But we still face some seemingly intractable issues. One is the quality of our workforce, with a low percentage of college graduates and a recent significant decline in the percentage of college-age students choosing to seek a degree.

A more pernicious issue is the hidden tax on businesses of our smoking population.

Indiana currently has the eighth-highest smoking rate in the country at 17.35%, well above the national average. It is no surprise that we have the 12th-lowest cigarette tax in the country as well: As any Economics 101 professor will tell you, as prices increase, demand drops and vice versa. Lower prices equal higher usage.

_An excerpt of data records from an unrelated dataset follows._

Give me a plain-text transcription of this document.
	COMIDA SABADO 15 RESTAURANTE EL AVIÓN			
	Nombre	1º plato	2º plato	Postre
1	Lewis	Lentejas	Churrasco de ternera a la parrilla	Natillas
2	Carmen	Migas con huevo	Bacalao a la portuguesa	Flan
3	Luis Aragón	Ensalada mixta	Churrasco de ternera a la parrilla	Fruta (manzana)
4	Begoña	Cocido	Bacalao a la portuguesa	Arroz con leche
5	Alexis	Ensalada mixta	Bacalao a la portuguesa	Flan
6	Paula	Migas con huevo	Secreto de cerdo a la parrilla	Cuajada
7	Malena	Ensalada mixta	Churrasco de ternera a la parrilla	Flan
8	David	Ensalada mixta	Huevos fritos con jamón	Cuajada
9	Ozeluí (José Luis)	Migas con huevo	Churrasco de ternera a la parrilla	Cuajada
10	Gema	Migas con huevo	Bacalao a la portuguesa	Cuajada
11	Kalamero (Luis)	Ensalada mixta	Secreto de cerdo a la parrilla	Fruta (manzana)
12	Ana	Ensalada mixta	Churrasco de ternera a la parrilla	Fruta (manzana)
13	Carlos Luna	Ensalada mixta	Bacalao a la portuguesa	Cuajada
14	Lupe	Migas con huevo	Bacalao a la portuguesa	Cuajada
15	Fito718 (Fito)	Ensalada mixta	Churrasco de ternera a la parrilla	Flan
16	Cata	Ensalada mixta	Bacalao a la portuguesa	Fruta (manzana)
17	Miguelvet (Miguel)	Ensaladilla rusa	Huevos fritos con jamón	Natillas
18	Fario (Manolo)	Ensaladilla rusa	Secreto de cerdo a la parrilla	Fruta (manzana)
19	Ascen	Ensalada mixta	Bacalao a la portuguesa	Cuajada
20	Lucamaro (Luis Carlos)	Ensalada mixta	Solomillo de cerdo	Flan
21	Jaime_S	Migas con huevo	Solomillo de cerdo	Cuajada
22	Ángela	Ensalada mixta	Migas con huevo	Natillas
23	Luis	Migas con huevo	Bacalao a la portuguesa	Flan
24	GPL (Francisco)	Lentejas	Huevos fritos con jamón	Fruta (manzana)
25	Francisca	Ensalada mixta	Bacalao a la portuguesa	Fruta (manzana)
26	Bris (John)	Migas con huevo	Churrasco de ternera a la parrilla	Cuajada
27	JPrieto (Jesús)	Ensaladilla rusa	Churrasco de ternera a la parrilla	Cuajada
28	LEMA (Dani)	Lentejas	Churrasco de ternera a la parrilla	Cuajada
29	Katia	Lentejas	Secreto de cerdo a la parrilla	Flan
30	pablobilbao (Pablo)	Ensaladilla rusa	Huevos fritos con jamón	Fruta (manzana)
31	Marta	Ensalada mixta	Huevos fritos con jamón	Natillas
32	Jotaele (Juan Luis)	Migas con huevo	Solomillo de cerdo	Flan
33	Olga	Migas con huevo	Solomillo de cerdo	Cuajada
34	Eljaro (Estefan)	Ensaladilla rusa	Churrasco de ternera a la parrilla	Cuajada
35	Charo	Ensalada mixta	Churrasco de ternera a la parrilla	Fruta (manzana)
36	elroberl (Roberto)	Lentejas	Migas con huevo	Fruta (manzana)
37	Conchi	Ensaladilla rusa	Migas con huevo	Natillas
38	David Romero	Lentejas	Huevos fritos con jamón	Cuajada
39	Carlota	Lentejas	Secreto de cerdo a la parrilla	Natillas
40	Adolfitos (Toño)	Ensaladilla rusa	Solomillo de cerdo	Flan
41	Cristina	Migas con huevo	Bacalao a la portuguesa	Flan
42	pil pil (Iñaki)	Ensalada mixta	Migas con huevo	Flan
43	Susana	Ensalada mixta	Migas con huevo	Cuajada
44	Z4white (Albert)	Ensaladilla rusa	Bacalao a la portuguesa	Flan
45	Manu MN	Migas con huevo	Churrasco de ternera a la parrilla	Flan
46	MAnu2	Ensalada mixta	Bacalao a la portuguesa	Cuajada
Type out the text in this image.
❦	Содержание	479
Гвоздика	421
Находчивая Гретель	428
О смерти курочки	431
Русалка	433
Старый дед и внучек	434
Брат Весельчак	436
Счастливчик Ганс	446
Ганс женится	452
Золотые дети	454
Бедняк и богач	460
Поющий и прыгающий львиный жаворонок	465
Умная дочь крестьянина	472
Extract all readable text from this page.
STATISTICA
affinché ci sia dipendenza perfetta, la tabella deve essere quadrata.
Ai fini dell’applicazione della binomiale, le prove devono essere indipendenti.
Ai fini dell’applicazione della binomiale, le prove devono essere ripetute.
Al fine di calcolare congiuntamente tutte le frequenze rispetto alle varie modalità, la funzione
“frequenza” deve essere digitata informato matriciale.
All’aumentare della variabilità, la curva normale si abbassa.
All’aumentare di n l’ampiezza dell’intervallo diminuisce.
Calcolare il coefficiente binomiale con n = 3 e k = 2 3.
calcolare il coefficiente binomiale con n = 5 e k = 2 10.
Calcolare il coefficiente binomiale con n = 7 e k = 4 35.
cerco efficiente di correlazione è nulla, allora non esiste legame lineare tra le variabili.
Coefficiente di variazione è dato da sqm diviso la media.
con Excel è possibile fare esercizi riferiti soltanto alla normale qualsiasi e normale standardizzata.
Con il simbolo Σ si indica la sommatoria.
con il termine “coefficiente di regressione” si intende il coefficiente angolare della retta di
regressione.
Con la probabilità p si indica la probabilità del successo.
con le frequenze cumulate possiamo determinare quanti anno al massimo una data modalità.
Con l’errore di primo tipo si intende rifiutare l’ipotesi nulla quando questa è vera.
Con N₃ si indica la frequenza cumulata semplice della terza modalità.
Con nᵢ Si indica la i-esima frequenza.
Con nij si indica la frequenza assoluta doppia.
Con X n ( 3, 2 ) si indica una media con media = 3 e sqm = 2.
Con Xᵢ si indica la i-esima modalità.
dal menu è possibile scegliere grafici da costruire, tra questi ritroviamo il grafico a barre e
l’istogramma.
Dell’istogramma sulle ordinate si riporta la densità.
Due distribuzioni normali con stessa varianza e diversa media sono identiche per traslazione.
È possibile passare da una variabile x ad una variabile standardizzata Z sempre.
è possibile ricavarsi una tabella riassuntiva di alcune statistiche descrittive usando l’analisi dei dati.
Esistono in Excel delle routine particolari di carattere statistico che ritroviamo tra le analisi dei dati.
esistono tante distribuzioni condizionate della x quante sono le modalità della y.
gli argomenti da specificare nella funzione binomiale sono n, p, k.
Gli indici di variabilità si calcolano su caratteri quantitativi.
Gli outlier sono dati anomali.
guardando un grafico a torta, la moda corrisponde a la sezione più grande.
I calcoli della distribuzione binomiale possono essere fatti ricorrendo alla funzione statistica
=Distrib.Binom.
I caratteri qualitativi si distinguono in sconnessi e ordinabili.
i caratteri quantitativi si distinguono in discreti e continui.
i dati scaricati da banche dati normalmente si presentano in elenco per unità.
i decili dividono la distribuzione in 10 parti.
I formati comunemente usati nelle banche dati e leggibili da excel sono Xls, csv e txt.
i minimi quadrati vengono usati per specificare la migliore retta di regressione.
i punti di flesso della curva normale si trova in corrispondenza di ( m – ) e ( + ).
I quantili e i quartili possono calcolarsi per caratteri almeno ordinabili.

The Richard M. Fairbanks Foundation recently commissioned studies that demonstrate the impact of smoking on businesses in Indiana and predict the consequences of increasing the cost of smoking. The impact on the corporate bottom line is stunning. The annual—yes, annual—cost to businesses statewide, including the cost of absenteeism, lost productivity and health insurance, is estimated at $3.1 billion ($609 million in Marion County alone).

This begins with the cost of insurance: Nearly 70% of employers in Indiana are self-insured and bear a heavy burden for the cost of treating smoking-related diseases. The increased cost of employer-provided insurance is estimated at $757 million annually statewide and $136 million in Marion County alone.

Workers who smoke are absent from work more than non-smokers (annual cost estimated at $272 million) and take smoking breaks that other employees do not receive (annual cost estimated at a whopping $1.7 billion). Additionally, employers suffer an annual $283 million loss related to lost productivity, based on an estimate that smokers work 1.9% to 4% less than non-smokers.

The hardest-hit industry is manufacturing, according to the study, as Indiana has the highest share of manufacturing employees in the country. In 2022, manufacturing businesses in the state paid an estimated nearly $645 million in smoking “taxes”.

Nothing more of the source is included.